Antes de salir de casa, me miré al espejo, las ojeras estaban muy marcadas, mis ojos lucían tristes como si un velo de lluvia amenazara constantemente con desbordarse hacía el resto del rostro. Me sentía débil y un tanto distraída, aquellos sueños que durante años me habían obsequiado retazos de felicidad, estaban volviendo mi vida miserable.
Pude comprobar que manejar cansada disminuía las habilidades, había estado a punto de chocar un par de ocasiones, así como de atropellar a una mujer cuando ya estaba cerca de la escuela. Mis movimientos se habían vuelto más lentos que los de un caracol. Caminé por el pasillo con aquella pesadez, mis ojos se abrían y cerraban al ritmo de un andante que bien podría haber sido el compás de una canción de cuna, porque por un segundo cerré mis ojos, tropecé dejando caer los libros y hojas que llevaba conmigo.
Cuando menos pensé, el chico de mis sueños estaba ayudándome a levantar. Las piernas no me respondían, así que me senté en una banca esperando que la fuerza volviera a ellas.
–¿Está bien? ¿No se lastimó?
–Estoy bien… creo –respondí sintiendo como el carmín de la vergüenza pintaba mi cara.
El muchacho recogió las cosas dispersas por el piso del pasillo. Después se acercó a la banca y se sentó a un lado mío.
–¿Sabe? – él dijo con aquella sonrisa entreabierta que apenas dejaban ver sus aperlados dientes –, la primera vez que la vi, pensé que ya la había visto en algún lado, su cara me era muy familiar. Quería preguntarle si nos habíamos conocido, cuando la encontré en el pasillo cerca de la sala de profesores. Pero mientras hablábamos me sentí muy tonto y mejor me fui.

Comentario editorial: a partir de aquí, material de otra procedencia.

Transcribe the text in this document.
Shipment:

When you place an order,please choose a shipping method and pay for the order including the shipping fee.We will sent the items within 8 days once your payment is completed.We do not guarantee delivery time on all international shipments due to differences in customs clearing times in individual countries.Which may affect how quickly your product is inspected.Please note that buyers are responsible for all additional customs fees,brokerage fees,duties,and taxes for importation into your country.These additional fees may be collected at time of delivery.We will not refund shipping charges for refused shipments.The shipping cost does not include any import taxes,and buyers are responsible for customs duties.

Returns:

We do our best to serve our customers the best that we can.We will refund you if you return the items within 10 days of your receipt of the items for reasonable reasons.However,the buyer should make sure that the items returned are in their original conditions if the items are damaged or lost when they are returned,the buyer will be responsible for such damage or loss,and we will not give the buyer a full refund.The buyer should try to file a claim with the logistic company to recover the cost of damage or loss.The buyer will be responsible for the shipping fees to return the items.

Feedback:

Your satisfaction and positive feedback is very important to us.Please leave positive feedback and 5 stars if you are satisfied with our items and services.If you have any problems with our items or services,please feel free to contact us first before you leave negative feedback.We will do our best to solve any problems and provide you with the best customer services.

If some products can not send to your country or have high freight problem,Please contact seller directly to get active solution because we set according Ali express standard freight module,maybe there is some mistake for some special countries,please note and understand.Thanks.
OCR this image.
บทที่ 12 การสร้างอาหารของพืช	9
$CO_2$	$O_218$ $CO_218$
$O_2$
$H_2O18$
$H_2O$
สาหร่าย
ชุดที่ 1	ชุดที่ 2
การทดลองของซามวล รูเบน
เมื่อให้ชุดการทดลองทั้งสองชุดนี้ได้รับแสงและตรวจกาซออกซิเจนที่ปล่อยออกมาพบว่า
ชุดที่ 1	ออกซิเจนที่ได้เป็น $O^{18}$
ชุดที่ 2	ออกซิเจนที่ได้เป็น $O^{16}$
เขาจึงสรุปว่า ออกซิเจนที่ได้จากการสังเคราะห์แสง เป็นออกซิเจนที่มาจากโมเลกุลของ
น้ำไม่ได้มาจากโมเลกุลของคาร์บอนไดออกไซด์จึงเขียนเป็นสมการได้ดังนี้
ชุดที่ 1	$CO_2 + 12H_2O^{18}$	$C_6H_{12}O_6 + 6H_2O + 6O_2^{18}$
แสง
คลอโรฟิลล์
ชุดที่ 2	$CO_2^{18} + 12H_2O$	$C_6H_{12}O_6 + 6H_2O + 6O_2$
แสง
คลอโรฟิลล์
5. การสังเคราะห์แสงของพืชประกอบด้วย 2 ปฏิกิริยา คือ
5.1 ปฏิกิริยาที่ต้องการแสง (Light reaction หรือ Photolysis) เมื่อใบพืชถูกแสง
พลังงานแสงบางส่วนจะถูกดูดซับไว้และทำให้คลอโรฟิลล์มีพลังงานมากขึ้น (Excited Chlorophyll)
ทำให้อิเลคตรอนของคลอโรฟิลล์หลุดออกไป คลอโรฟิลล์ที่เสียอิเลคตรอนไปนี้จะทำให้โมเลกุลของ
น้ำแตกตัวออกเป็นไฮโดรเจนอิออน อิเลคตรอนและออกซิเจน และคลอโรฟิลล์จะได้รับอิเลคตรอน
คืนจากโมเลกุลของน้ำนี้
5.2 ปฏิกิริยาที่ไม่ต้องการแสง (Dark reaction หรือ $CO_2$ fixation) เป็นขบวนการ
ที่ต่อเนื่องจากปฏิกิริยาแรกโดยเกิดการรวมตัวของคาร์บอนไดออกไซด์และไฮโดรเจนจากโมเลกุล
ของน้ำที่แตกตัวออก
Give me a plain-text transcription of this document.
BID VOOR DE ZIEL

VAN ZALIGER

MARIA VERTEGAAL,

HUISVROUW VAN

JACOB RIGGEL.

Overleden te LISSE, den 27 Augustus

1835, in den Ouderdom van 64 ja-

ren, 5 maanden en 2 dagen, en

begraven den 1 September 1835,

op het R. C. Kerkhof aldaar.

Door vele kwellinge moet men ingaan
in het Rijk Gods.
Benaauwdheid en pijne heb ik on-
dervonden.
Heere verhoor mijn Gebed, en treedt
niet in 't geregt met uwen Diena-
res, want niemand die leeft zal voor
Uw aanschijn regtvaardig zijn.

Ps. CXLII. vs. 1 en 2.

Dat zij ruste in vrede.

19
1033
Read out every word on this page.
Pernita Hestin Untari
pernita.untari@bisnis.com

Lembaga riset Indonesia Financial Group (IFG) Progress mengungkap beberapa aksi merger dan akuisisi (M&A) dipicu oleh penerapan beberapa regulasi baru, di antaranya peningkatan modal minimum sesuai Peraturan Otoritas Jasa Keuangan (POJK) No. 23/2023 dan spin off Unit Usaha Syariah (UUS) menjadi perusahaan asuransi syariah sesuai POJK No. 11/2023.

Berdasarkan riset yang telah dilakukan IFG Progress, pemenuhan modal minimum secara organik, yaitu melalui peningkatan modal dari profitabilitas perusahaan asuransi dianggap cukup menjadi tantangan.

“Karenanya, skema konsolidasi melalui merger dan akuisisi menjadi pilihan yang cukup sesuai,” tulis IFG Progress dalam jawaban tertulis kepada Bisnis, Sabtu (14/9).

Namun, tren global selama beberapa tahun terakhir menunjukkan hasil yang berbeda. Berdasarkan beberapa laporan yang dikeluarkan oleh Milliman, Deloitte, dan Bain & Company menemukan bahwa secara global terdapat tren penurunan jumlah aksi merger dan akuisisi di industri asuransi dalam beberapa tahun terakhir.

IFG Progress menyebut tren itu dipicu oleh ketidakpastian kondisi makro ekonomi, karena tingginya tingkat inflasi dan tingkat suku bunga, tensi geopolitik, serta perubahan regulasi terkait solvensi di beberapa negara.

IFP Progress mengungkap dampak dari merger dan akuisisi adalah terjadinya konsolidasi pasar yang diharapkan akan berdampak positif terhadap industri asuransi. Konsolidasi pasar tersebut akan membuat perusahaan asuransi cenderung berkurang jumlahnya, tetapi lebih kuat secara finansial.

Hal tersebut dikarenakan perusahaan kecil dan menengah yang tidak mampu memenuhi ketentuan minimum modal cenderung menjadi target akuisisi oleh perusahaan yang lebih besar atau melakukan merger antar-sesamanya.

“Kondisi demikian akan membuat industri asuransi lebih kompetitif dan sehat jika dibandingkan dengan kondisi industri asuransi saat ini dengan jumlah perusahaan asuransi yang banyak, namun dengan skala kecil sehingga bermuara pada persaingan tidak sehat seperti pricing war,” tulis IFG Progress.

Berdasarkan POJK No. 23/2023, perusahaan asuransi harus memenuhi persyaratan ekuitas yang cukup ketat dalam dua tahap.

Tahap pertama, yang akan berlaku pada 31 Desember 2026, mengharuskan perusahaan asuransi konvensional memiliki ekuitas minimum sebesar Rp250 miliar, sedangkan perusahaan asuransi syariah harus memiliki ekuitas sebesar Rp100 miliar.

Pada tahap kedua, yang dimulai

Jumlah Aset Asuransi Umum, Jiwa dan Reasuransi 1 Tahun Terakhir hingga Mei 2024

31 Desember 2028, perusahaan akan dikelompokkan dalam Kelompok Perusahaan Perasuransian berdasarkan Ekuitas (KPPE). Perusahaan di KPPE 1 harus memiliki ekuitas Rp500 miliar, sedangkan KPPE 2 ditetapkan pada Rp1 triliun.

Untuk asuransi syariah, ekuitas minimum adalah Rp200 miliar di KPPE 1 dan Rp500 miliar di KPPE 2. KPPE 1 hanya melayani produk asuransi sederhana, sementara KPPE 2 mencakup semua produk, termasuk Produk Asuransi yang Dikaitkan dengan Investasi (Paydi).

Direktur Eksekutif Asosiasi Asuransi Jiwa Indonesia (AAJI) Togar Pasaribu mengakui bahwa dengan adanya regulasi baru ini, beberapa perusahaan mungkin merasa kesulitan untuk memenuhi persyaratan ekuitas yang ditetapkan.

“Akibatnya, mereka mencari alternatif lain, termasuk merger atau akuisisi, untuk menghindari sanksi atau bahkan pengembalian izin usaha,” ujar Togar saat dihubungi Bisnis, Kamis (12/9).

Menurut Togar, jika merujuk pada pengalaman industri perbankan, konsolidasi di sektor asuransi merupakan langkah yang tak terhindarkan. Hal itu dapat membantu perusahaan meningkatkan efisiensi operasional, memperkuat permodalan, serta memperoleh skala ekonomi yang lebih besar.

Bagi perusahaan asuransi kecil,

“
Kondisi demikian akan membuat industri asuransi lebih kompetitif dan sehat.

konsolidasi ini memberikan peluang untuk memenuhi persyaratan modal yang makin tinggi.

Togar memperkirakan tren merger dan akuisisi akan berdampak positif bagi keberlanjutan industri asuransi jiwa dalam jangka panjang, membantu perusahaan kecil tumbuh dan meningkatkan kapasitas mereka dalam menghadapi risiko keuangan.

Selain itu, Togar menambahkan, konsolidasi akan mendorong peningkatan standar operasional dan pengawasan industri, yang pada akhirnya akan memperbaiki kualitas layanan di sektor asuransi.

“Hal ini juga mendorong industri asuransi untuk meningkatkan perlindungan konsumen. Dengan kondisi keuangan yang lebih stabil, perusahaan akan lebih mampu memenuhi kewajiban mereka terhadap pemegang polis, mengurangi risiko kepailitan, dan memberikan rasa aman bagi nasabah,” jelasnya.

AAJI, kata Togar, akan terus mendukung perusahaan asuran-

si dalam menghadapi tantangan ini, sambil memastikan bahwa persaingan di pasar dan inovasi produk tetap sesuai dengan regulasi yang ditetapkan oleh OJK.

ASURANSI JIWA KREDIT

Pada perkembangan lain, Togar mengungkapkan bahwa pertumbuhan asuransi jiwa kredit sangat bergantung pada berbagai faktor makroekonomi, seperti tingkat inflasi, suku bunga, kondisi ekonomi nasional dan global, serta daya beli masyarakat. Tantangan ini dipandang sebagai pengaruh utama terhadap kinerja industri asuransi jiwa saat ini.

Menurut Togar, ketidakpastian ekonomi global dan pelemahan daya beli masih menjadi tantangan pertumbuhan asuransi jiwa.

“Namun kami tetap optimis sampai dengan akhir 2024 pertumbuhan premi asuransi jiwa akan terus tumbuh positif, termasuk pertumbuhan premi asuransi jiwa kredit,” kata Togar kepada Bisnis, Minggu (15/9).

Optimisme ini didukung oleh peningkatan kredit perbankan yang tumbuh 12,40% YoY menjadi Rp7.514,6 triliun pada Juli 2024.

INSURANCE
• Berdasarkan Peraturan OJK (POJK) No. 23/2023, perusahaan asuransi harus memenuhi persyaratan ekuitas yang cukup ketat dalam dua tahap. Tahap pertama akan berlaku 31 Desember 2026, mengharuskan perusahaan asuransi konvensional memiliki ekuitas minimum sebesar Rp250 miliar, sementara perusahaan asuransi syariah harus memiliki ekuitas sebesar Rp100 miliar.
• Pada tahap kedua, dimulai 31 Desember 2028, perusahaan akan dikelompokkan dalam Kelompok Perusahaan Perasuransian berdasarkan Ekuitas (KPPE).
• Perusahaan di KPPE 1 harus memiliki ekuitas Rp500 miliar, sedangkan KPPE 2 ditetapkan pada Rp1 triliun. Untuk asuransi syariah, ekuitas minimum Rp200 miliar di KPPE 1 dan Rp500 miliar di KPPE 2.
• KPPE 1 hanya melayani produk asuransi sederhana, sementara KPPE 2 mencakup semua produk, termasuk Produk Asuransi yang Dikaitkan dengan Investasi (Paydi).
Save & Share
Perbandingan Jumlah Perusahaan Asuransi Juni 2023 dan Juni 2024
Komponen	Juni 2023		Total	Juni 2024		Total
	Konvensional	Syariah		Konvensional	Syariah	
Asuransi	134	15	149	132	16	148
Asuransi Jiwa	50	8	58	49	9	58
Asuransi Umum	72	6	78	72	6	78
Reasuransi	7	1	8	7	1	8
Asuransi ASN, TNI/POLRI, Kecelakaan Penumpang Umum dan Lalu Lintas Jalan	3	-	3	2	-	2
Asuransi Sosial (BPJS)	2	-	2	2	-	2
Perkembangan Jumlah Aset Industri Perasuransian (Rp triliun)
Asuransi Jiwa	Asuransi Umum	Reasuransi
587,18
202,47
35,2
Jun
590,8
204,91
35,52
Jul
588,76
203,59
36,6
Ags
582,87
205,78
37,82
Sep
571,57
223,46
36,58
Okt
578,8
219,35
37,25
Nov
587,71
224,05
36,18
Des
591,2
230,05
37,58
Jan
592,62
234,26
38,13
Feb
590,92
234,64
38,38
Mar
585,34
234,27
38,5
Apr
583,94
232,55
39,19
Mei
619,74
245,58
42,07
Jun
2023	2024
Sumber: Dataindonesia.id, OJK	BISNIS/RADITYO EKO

Abrí los ojos con la incredulidad plasmada en la mirada. Él sonrió ligeramente, parecía algo avergonzado.
–Sólo se lo cuento, para que no piense que soy peligroso o algo así, por eso me le quedo viendo tanto. Supongo que nunca nos habíamos visto antes, si nos conocimos tal vez fue en otra vida –el muchacho lanzó una sonrisa un tanto melancólica, como si pensará que la idea era descabellada –. En fin, no quería incomodarla, no le de vueltas a las tonterías que acabo de decir… aquí le dejo sus cosas. Nos vemos en clase.
El chico se levantó y me miró como quien acabara de quitarse un peso de encima. Dio la medía vuelta y con despreocupación siguió por el pasillo. Yo permanecí unos minutos en aquella fría banca de cemento, me llevé una mano a la mejilla, inhalé aire y observé a mi alrededor. Él tenía razón, sólo en otra vida, en otro tiempo y lugar era posible una relación entre ambos. Había pasado tanto tiempo soñando que me estaba olvidando de vivir. Quizá no era demasiado tarde como para salir con alguno de aquellos “buenos partidos” de los que mi madre no paraba de hablar, si bien mi vida no sería como un sueño, al menos sería una vida real.